O presidente Lula (PT) e o senador Flávio Bolsonaro (PL-RJ) se mantêm tecnicamente empatados em cenário de segundo turno para presidente testado por nova pesquisa Genial/Quaest divulgada nesta quarta-feira (13).
O petista aparece à frente na simulação da primeira etapa, com 39%, enquanto o filho do ex-presidente Jair Bolsonaro (PL) tem 33%. Brancos, nulos e declarações de que não vão votar somam 10%. Indecisos são 5%.
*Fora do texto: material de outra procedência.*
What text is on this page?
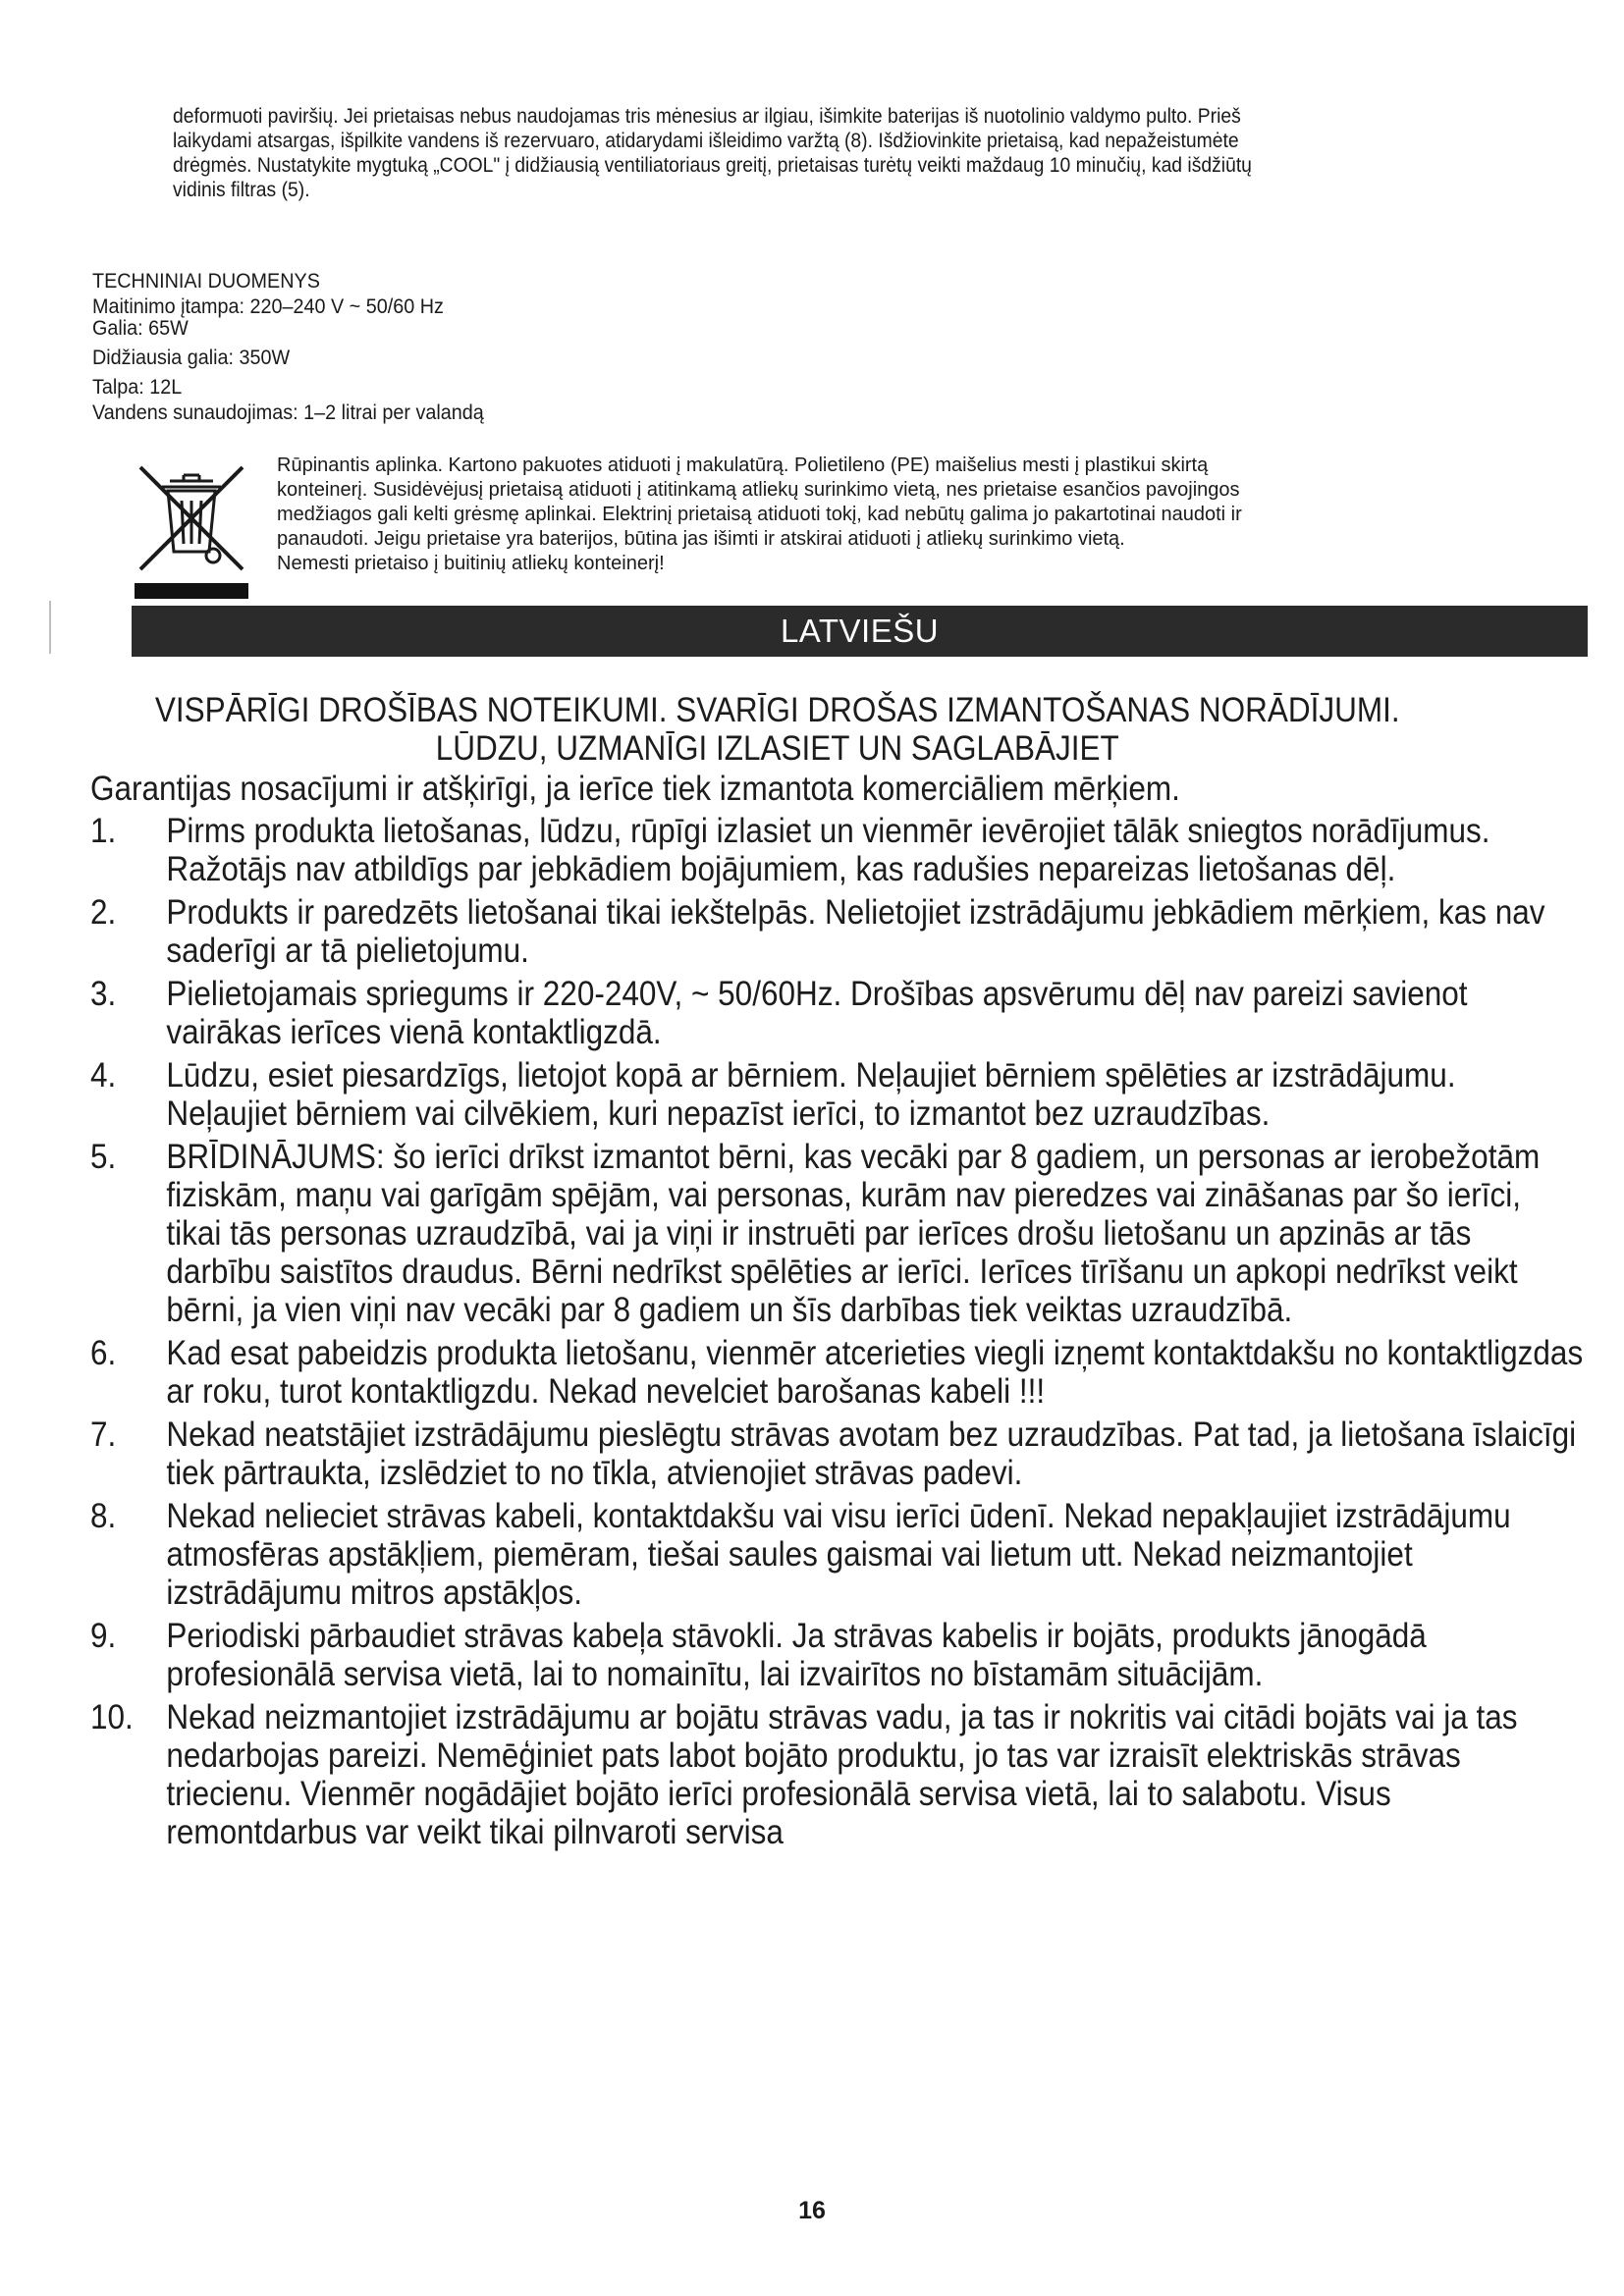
deformuoti paviršių. Jei prietaisas nebus naudojamas tris mėnesius ar ilgiau, išimkite baterijas iš nuotolinio valdymo pulto. Prieš

laikydami atsargas, išpilkite vandens iš rezervuaro, atidarydami išleidimo varžtą (8). Išdžiovinkite prietaisą, kad nepažeistumėte

drėgmės. Nustatykite mygtuką „COOL" į didžiausią ventiliatoriaus greitį, prietaisas turėtų veikti maždaug 10 minučių, kad išdžiūtų

vidinis filtras (5).

TECHNINIAI DUOMENYS
Maitinimo įtampa: 220–240 V ~ 50/60 Hz
Galia: 65W
Didžiausia galia: 350W
Talpa: 12L
Vandens sunaudojimas: 1–2 litrai per valandą

Rūpinantis aplinka. Kartono pakuotes atiduoti į makulatūrą. Polietileno (PE) maišelius mesti į plastikui skirtą

konteinerį. Susidėvėjusį prietaisą atiduoti į atitinkamą atliekų surinkimo vietą, nes prietaise esančios pavojingos

medžiagos gali kelti grėsmę aplinkai. Elektrinį prietaisą atiduoti tokį, kad nebūtų galima jo pakartotinai naudoti ir

panaudoti. Jeigu prietaise yra baterijos, būtina jas išimti ir atskirai atiduoti į atliekų surinkimo vietą.

Nemesti prietaiso į buitinių atliekų konteinerį!

LATVIEŠU

VISPĀRĪGI DROŠĪBAS NOTEIKUMI. SVARĪGI DROŠAS IZMANTOŠANAS NORĀDĪJUMI.

LŪDZU, UZMANĪGI IZLASIET UN SAGLABĀJIET

Garantijas nosacījumi ir atšķirīgi, ja ierīce tiek izmantota komerciāliem mērķiem.

1. Pirms produkta lietošanas, lūdzu, rūpīgi izlasiet un vienmēr ievērojiet tālāk sniegtos norādījumus. Ražotājs nav atbildīgs par jebkādiem bojājumiem, kas radušies nepareizas lietošanas dēļ.
2. Produkts ir paredzēts lietošanai tikai iekštelpās. Nelietojiet izstrādājumu jebkādiem mērķiem, kas nav saderīgi ar tā pielietojumu.
3. Pielietojamais spriegums ir 220-240V, ~ 50/60Hz. Drošības apsvērumu dēļ nav pareizi savienot vairākas ierīces vienā kontaktligzdā.
4. Lūdzu, esiet piesardzīgs, lietojot kopā ar bērniem. Neļaujiet bērniem spēlēties ar izstrādājumu. Neļaujiet bērniem vai cilvēkiem, kuri nepazīst ierīci, to izmantot bez uzraudzības.
5. BRĪDINĀJUMS: šo ierīci drīkst izmantot bērni, kas vecāki par 8 gadiem, un personas ar ierobežotām fiziskām, maņu vai garīgām spējām, vai personas, kurām nav pieredzes vai zināšanas par šo ierīci, tikai tās personas uzraudzībā, vai ja viņi ir instruēti par ierīces drošu lietošanu un apzinās ar tās darbību saistītos draudus. Bērni nedrīkst spēlēties ar ierīci. Ierīces tīrīšanu un apkopi nedrīkst veikt bērni, ja vien viņi nav vecāki par 8 gadiem un šīs darbības tiek veiktas uzraudzībā.
6. Kad esat pabeidzis produkta lietošanu, vienmēr atcerieties viegli izņemt kontaktdakšu no kontaktligzdas ar roku, turot kontaktligzdu. Nekad nevelciet barošanas kabeli !!!
7. Nekad neatstājiet izstrādājumu pieslēgtu strāvas avotam bez uzraudzības. Pat tad, ja lietošana īslaicīgi tiek pārtraukta, izslēdziet to no tīkla, atvienojiet strāvas padevi.
8. Nekad nelieciet strāvas kabeli, kontaktdakšu vai visu ierīci ūdenī. Nekad nepakļaujiet izstrādājumu atmosfēras apstākļiem, piemēram, tiešai saules gaismai vai lietum utt. Nekad neizmantojiet izstrādājumu mitros apstākļos.
9. Periodiski pārbaudiet strāvas kabeļa stāvokli. Ja strāvas kabelis ir bojāts, produkts jānogādā profesionālā servisa vietā, lai to nomainītu, lai izvairītos no bīstamām situācijām.
10. Nekad neizmantojiet izstrādājumu ar bojātu strāvas vadu, ja tas ir nokritis vai citādi bojāts vai ja tas nedarbojas pareizi. Nemēģiniet pats labot bojāto produktu, jo tas var izraisīt elektriskās strāvas triecienu. Vienmēr nogādājiet bojāto ierīci profesionālā servisa vietā, lai to salabotu. Visus remontdarbus var veikt tikai pilnvaroti servisa
16
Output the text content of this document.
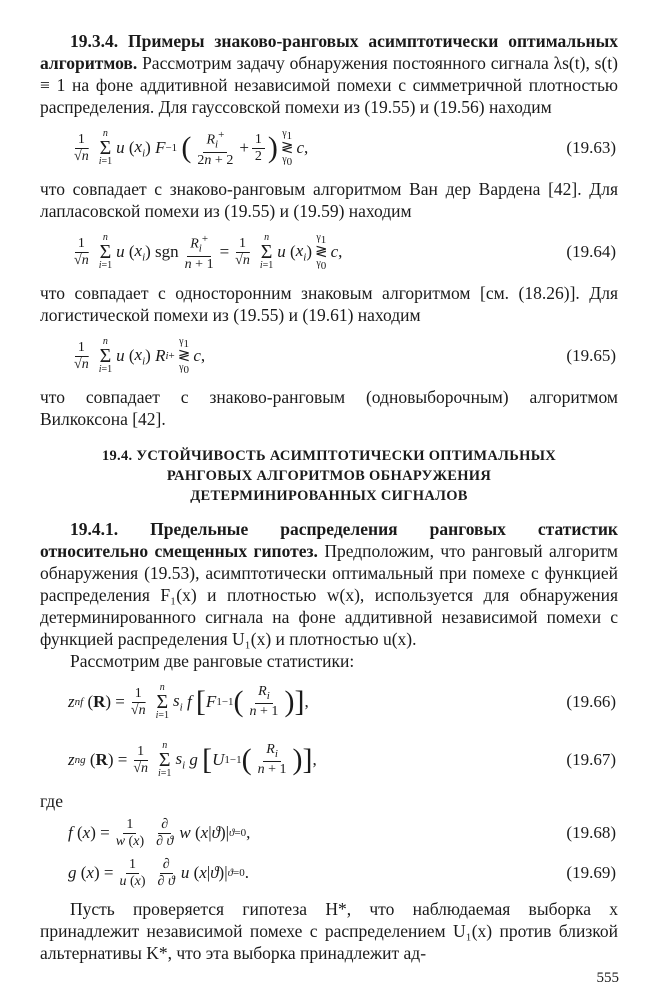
19.3.4. Примеры знаково-ранговых асимптотически оптимальных алгоритмов. Рассмотрим задачу обнаружения постоянного сигнала λs(t), s(t) ≡ 1 на фоне аддитивной независимой помехи с симметричной плотностью распределения. Для гауссовской помехи из (19.55) и (19.56) находим

$\frac{1}{√n}$ n
Σ
i=1
u ( $x_i$ ) F −1
( $\frac{R_i^+}{2n + 2} + \frac{1}{2}$ ) $\gamma_1$
≷
$\gamma_0$
c ,	(19.63)

что совпадает с знаково-ранговым алгоритмом Ван дер Вардена [42]. Для лапласовской помехи из (19.55) и (19.59) находим

$\frac{1}{√n}$ n
Σ
i=1
u ( $x_i$ ) sgn $\frac{R_i^+}{n + 1} = \frac{1}{√n}$ n
Σ
i=1
u ( $x_i$ )
$\gamma_1$
≷
$\gamma_0$
c ,	(19.64)

что совпадает с односторонним знаковым алгоритмом [см. (18.26)]. Для логистической помехи из (19.55) и (19.61) находим

$\frac{1}{√n}$ n
Σ
i=1
u ( $x_i$ ) R i +
$\gamma_1$
≷
$\gamma_0$
c ,	(19.65)

что совпадает с знаково-ранговым (одновыборочным) алгоритмом Вилкоксона [42].

19.4. УСТОЙЧИВОСТЬ АСИМПТОТИЧЕСКИ ОПТИМАЛЬНЫХ РАНГОВЫХ АЛГОРИТМОВ ОБНАРУЖЕНИЯ ДЕТЕРМИНИРОВАННЫХ СИГНАЛОВ

19.4.1. Предельные распределения ранговых статистик относительно смещенных гипотез. Предположим, что ранговый алгоритм обнаружения (19.53), асимптотически оптимальный при помехе с функцией распределения F₁(x) и плотностью w(x), используется для обнаружения детерминированного сигнала на фоне аддитивной независимой помехи с функцией распределения U₁(x) и плотностью u(x).

Рассмотрим две ранговые статистики:

z nf ( R ) = $\frac{1}{√n}$ n
Σ
i=1
$s_i$
f
[ F 1 −1 ( $\frac{R_i}{n + 1}$ ) ] ,	(19.66)
z ng ( R ) = $\frac{1}{√n}$ n
Σ
i=1
$s_i$
g
[ U 1 −1 ( $\frac{R_i}{n + 1}$ ) ] ,	(19.67)

где

f ( x ) = $\frac{1}{w (x)} \frac{\partial}{\partial ϑ}$ w ( x | ϑ )| ϑ=0 ,	(19.68)
g ( x ) = $\frac{1}{u (x)} \frac{\partial}{\partial ϑ}$ u ( x | ϑ )| ϑ=0 .	(19.69)

Пусть проверяется гипотеза H*, что наблюдаемая выборка x принадлежит независимой помехе с распределением U₁(x) против близкой альтернативы K*, что эта выборка принадлежит ад-

555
Em um confronto direto entre os dois, Lula agora aparece numericamente à frente, com 42% das intenções de voto, contra 41% de Flávio. Brancos, nulos e quem diz que não vai votar vão a 14%, e indecisos, 3%. Na rodada anterior, de abril, o filho de Jair Bolsonaro registrava 42% das intenções de voto, e Lula, 40%.
A Quaest realizou 2.004 entrevistas domiciliares presenciais dos dias 8 a 11 de maio com eleitores de 16 anos ou mais. O nível de confiança é de 95%, e a margem de erro máxima prevista é de dois pontos percentuais para mais ou para menos. A pesquisa está registrada no TSE (Tribunal Superior Eleitoral) sob o código BR-03598/2026.
Este é o terceiro mês seguido em que há um empate técnico entre Lula e Flávio pela aferição da Quaest em cenário de segundo turno.
A pesquisa também testou como opções de primeiro turno Aldo Rebelo (DC), Augusto Cury (Avante), Cabo Daciolo (Mobiliza), Hertz Dias (PSTU), Renan Santos (Missão), Romeu Zema (Novo), Ronaldo Caiado (PSD) e Samara Martins (UP).
Todos aparecem bem atrás de Lula e Flávio. Caiado e Zema têm 4% cada um, e Renan registra 2%. Augusto Cury, Cabo Daciolo e Samara Martins marcam 1% cada. Aldo Rebelo e Hertz Dias não pontuam.
O levantamento ainda colocou Renan, Zema e Caiado em cenários alternativos de segundo turno contra Lula. O petista registra vantagem contra todos.
Em uma disputa com o ex-governador de Minas Gerais, Lula tem 44%, ante 37% de Zema. Contra Caiado, o atual presidente aparece com 44%, enquanto o ex-governador de Goiás marca 35%. O petista registra 45% das intenções contra Renan, que soma 28%.
Avaliação de governo
A avaliação negativa do governo Lula variou de 42% em abril para 39% em maio, enquanto a parcela de eleitores que considera que o trabalho no petista é positivo oscilou de 31% para 34% no período. O índice regular foi de 26% a 25%.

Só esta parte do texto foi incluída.